In terms of accuracy, when all three modules (BCA, ACMix, ECA) were enabled, the accuracy reached the highest level of 99.42%, surpassing all the other combinations. When only single modules or partial combinations were enabled, the accuracy was relatively lower. For example, the accuracy was 94.85% when no modules were enabled. Similar trends were observed for the consistency coefficient (Kappa) and Matthews Correlation Coefficient (MCC). With all the three modules enabled, Kappa reached 99.01% and MCC reached 99.11%, both achieving optimal values among all the combinations.
Regarding the model resource consumption metrics, Parameters, Size, and FLOPs increased with the enabling of the modules.
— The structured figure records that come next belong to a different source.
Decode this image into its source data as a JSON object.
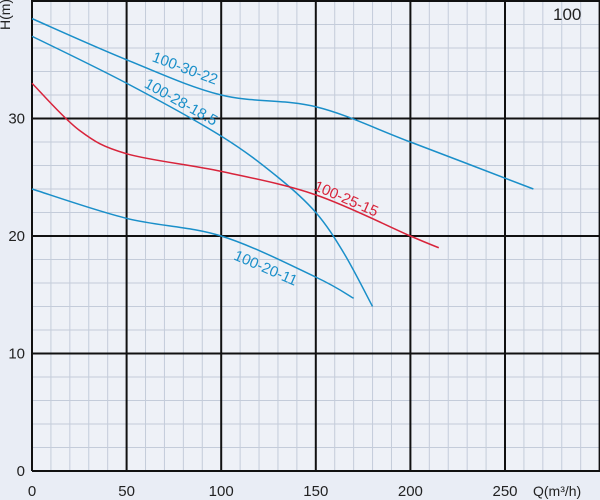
{
  "chart_data": {
    "type": "line",
    "title": "100",
    "xlabel": "Q(m³/h)",
    "ylabel": "H(m)",
    "xlim": [
      0,
      300
    ],
    "ylim": [
      0,
      40
    ],
    "x_ticks": [
      "0",
      "50",
      "100",
      "150",
      "200",
      "250"
    ],
    "y_ticks": [
      "0",
      "10",
      "20",
      "30"
    ],
    "grid": true,
    "series": [
      {
        "name": "100-30-22",
        "color": "#1a8fc9",
        "x": [
          0,
          50,
          100,
          150,
          200,
          265
        ],
        "y": [
          38.5,
          35,
          32,
          31,
          28,
          24
        ]
      },
      {
        "name": "100-28-18.5",
        "color": "#1a8fc9",
        "x": [
          0,
          50,
          100,
          130,
          150,
          165,
          180
        ],
        "y": [
          37,
          33,
          28.5,
          25,
          22,
          18.5,
          14
        ]
      },
      {
        "name": "100-25-15",
        "color": "#d8243b",
        "x": [
          0,
          25,
          50,
          100,
          150,
          200,
          215
        ],
        "y": [
          33,
          29,
          27,
          25.5,
          23.5,
          20,
          19
        ]
      },
      {
        "name": "100-20-11",
        "color": "#1a8fc9",
        "x": [
          0,
          50,
          100,
          150,
          170
        ],
        "y": [
          24,
          21.5,
          20,
          16.5,
          14.7
        ]
      }
    ]
  }
}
For instance, in terms of the parameter count, the value was 26.1 M when no modules were enabled, increasing to 28.1 M when all three modules were enabled. The model size increased from 5.5 M (no modules) to 6.5 M (all modules), and the number of floating-point operations (FLOPs) rose from 5.5 M to 6.5 M. This indicates that while the introduction of modules significantly improves the model performance, it inevitably leads to increased model complexity and resource requirements.
The ablation experiments validate the rationality and the effectiveness of the ECA-DenseNet model, which significantly enhances the performance while slightly increasing the size and computational costs. By innovatively integrating lightweight modules and attention mechanisms into DenseNet, this model achieves efficient and accurate identification of tea tree seed varieties.
4. Conclusions
4.1. Comparative Analysis of the Models
Manual screening of tea tree seeds (e.g., visual inspection and dissection) suffers from issues such as low efficiency, reliance on experience, and difficulty in identifying early-stage mildew and internal damage. The combination of MIR spectroscopy and deep learning has provided an efficient solution for maize seed identification.
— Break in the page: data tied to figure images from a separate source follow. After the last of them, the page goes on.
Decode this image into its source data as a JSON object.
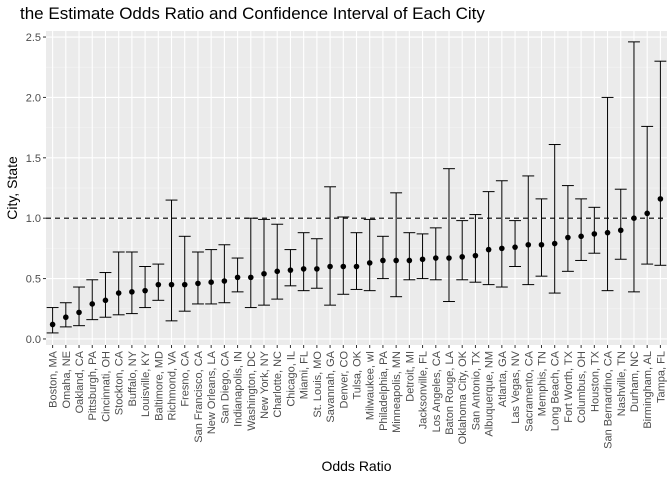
{
  "chart_data": {
    "type": "errorbar",
    "title": "the Estimate Odds Ratio and Confidence Interval of Each City",
    "xlabel": "Odds Ratio",
    "ylabel": "City, State",
    "ylim": [
      -0.05,
      2.55
    ],
    "yticks": [
      "0.0",
      "0.5",
      "1.0",
      "1.5",
      "2.0",
      "2.5"
    ],
    "reference_line": 1.0,
    "grid": true,
    "categories": [
      "Boston, MA",
      "Omaha, NE",
      "Oakland, CA",
      "Pittsburgh, PA",
      "Cincinnati, OH",
      "Stockton, CA",
      "Buffalo, NY",
      "Louisville, KY",
      "Baltimore, MD",
      "Richmond, VA",
      "Fresno, CA",
      "San Francisco, CA",
      "New Orleans, LA",
      "San Diego, CA",
      "Indianapolis, IN",
      "Washington, DC",
      "New York, NY",
      "Charlotte, NC",
      "Chicago, IL",
      "Miami, FL",
      "St. Louis, MO",
      "Savannah, GA",
      "Denver, CO",
      "Tulsa, OK",
      "Milwaukee, wI",
      "Philadelphia, PA",
      "Minneapolis, MN",
      "Detroit, MI",
      "Jacksonville, FL",
      "Los Angeles, CA",
      "Baton Rouge, LA",
      "Oklahoma City, OK",
      "San Antonio, TX",
      "Albuquerque, NM",
      "Atlanta, GA",
      "Las Vegas, NV",
      "Sacramento, CA",
      "Memphis, TN",
      "Long Beach, CA",
      "Fort Worth, TX",
      "Columbus, OH",
      "Houston, TX",
      "San Bernardino, CA",
      "Nashville, TN",
      "Durham, NC",
      "Birmingham, AL",
      "Tampa, FL"
    ],
    "estimate": [
      0.12,
      0.18,
      0.22,
      0.29,
      0.32,
      0.38,
      0.39,
      0.4,
      0.45,
      0.45,
      0.45,
      0.46,
      0.47,
      0.48,
      0.51,
      0.51,
      0.54,
      0.56,
      0.57,
      0.58,
      0.58,
      0.6,
      0.6,
      0.6,
      0.63,
      0.65,
      0.65,
      0.65,
      0.66,
      0.67,
      0.67,
      0.68,
      0.69,
      0.74,
      0.75,
      0.76,
      0.78,
      0.78,
      0.79,
      0.84,
      0.85,
      0.87,
      0.88,
      0.9,
      1.0,
      1.04,
      1.16
    ],
    "conf_low": [
      0.05,
      0.1,
      0.11,
      0.16,
      0.18,
      0.2,
      0.21,
      0.26,
      0.32,
      0.15,
      0.23,
      0.29,
      0.29,
      0.3,
      0.39,
      0.26,
      0.28,
      0.33,
      0.44,
      0.4,
      0.42,
      0.28,
      0.37,
      0.41,
      0.4,
      0.5,
      0.35,
      0.49,
      0.5,
      0.49,
      0.31,
      0.49,
      0.47,
      0.45,
      0.43,
      0.6,
      0.45,
      0.52,
      0.38,
      0.56,
      0.65,
      0.71,
      0.4,
      0.66,
      0.39,
      0.62,
      0.61
    ],
    "conf_high": [
      0.26,
      0.3,
      0.43,
      0.49,
      0.55,
      0.72,
      0.72,
      0.6,
      0.62,
      1.15,
      0.85,
      0.72,
      0.74,
      0.78,
      0.67,
      1.0,
      0.99,
      0.95,
      0.74,
      0.88,
      0.83,
      1.26,
      1.01,
      0.88,
      0.99,
      0.85,
      1.21,
      0.88,
      0.87,
      0.92,
      1.41,
      0.98,
      1.03,
      1.22,
      1.31,
      0.98,
      1.35,
      1.16,
      1.61,
      1.27,
      1.16,
      1.09,
      2.0,
      1.24,
      2.46,
      1.76,
      2.3
    ]
  }
}
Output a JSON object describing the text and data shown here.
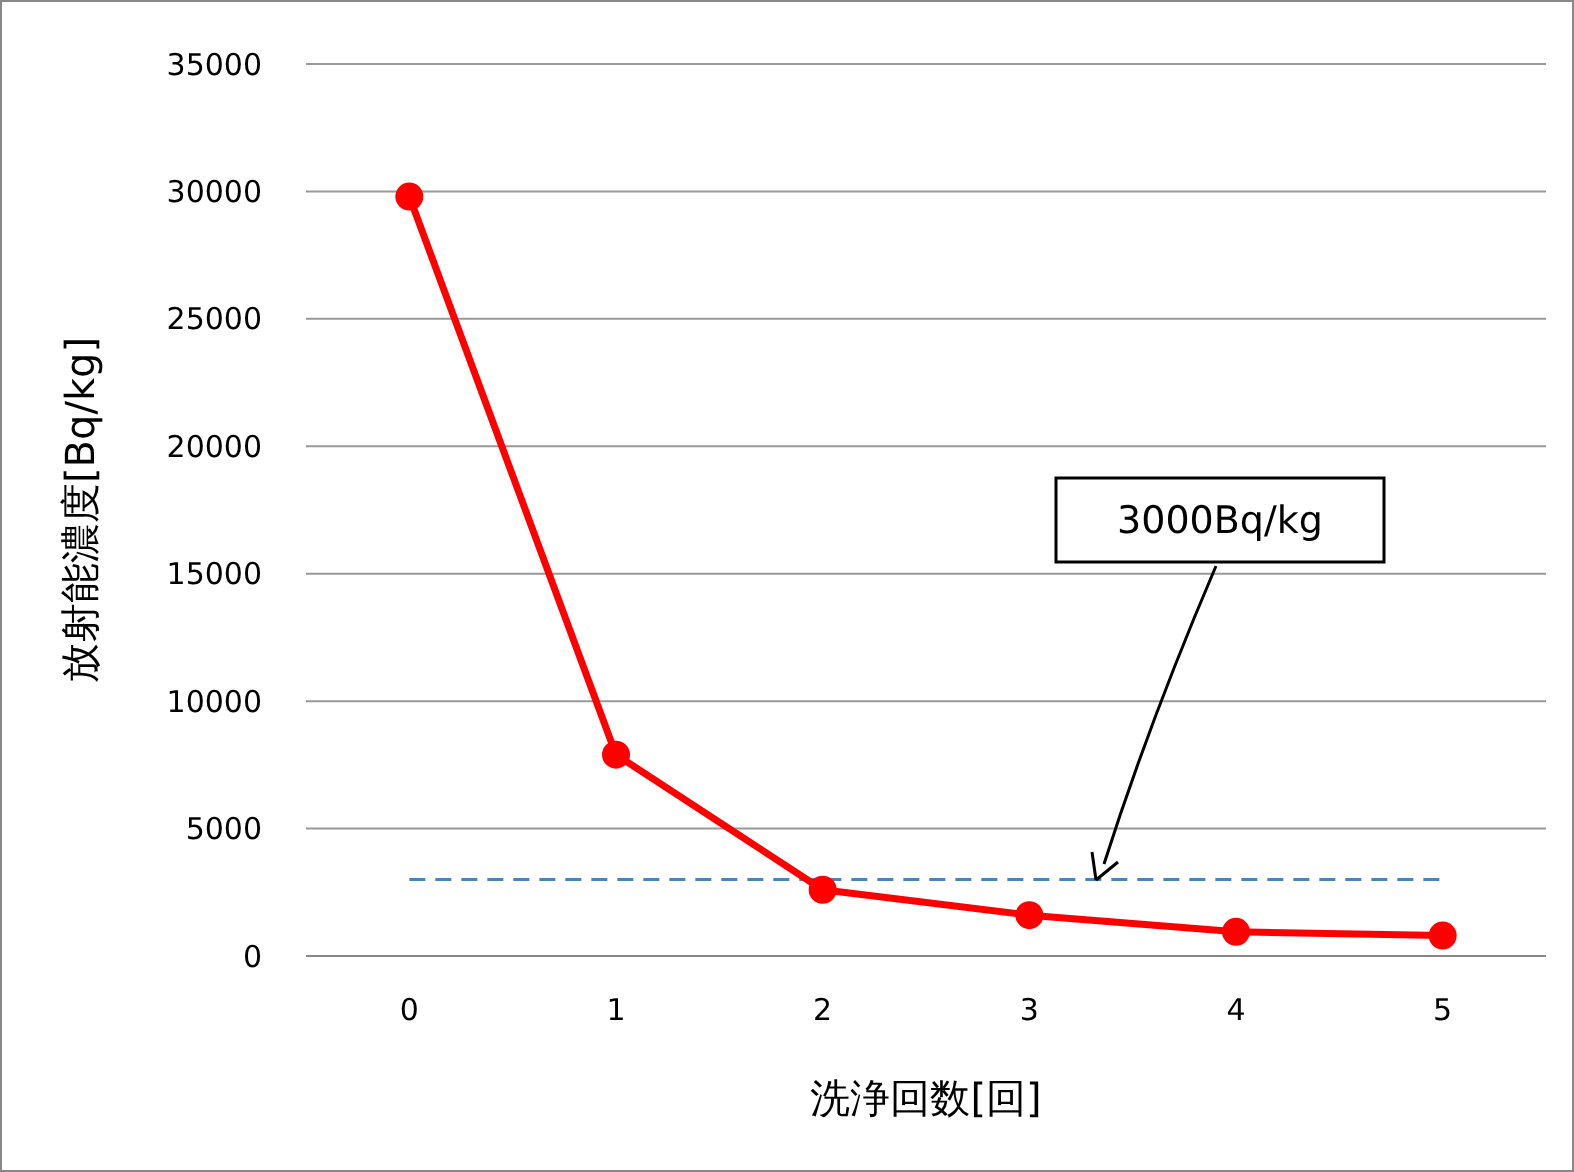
{
  "chart_data": {
    "type": "line",
    "xlabel": "洗浄回数[回]",
    "ylabel": "放射能濃度[Bq/kg]",
    "categories": [
      "0",
      "1",
      "2",
      "3",
      "4",
      "5"
    ],
    "series": [
      {
        "color": "#ff0000",
        "values": [
          29800,
          7900,
          2600,
          1600,
          950,
          800
        ]
      }
    ],
    "ylim": [
      0,
      35000
    ],
    "yticks": [
      0,
      5000,
      10000,
      15000,
      20000,
      25000,
      30000,
      35000
    ],
    "grid": "y",
    "marker": "circle",
    "line_style": "solid",
    "ref_lines": [
      {
        "axis": "y",
        "value": 3000,
        "color": "#4f81bd",
        "line_style": "dashed"
      }
    ],
    "annotations": [
      "3000Bq/kg"
    ]
  }
}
The ECA-DenseNet model has shown significant performance improvements. Specifically, its accuracy has been enhanced from 95.20% to 99.42%, representing a notable increase of 4.43%. Meanwhile, the F1-score, precision (P), and recall (R) have, respectively, increased by 3.09%, 3.60%, and 3.16%. Notably, the misjudgment rate has been reduced from a maximum of 3.7% to 0%. When compared with machine learning algorithms, ECA-DenseNet outperforms the best-performing SVM (91.42%) by 8% in accuracy. Its Kappa value (99.01%) and Matthews Correlation Coefficient (MCC, 99.11%) are also 8.12% and 7.99% higher than those of SVM, respectively. In the comparison with deep learning models, ECA-DenseNet achieves a 3.32% improvement in accuracy over InceptionV3 (96.10%), while only requiring 31% of its parameters and reducing the training time by 66.3%. Ablation experiments further indicate that the synergistic effect of the three modules increases the accuracy by 4.57% compared to the model without these modules. These results collectively demonstrate ECA-DenseNet’s remarkable advantages in classification accuracy, generalization ability, and computational efficiency, highlighting that each module plays a critical complementary role in enhancing the model’s performance.
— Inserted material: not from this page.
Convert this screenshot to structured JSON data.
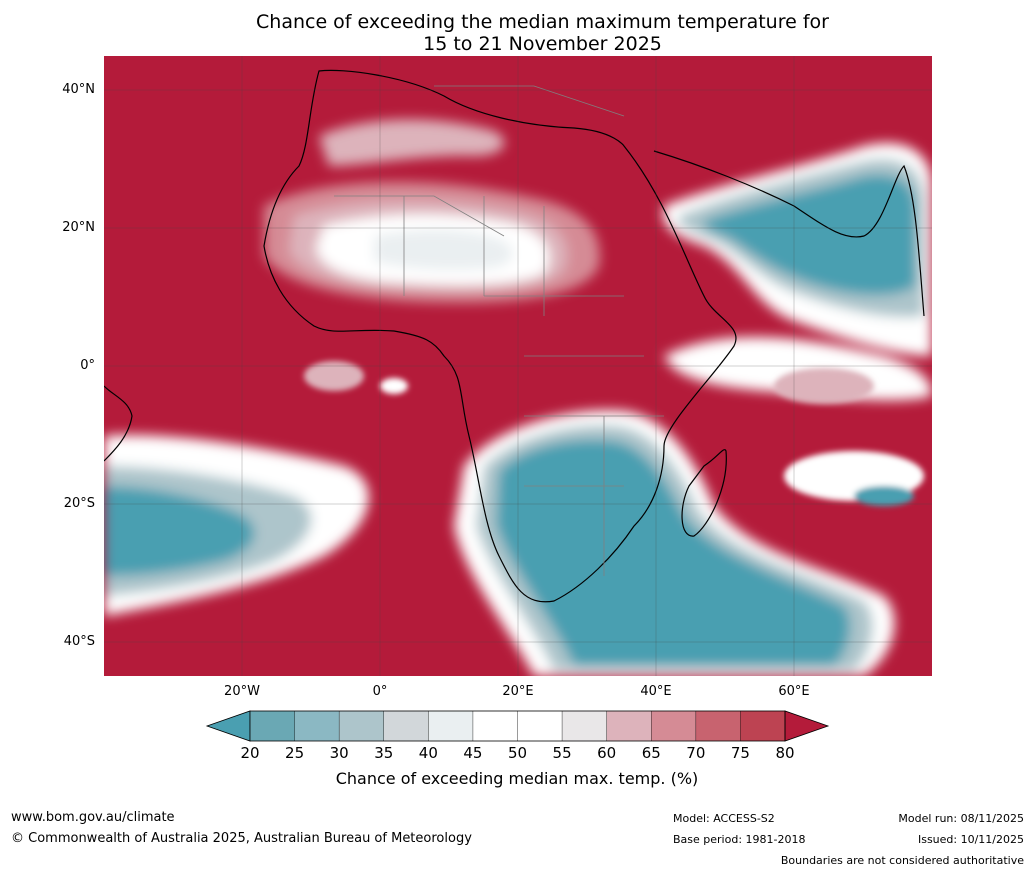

Therefore, the constructed ECA-DenseNet model has advanced the technological progress in tea tree seed identification. Its core advantage lies in the integration of the molecular-level detection capability of MIR spectroscopy and the automated feature learning capability of deep learning, providing an accurate screening technical pathway for agricultural production practices.
4.2. Future Work
This study has certain limitations—for example, the tea tree seeds were sourced from a single region and the FTIR used in this research requires sample pretreatment such as grinding and tableting, which may introduce limited on-site rapid detection. In future research, we will validate and optimize the model by incorporating the seeds from multiple geographical areas. Additionally, integrating portable spectral devices will facilitate the practical application of this technology in the field detection and intelligent management of germplasm resources. These efforts will not only enhance the product quality and screening efficiency in the tea industry but also provide a reference for the quality inspection of other crops.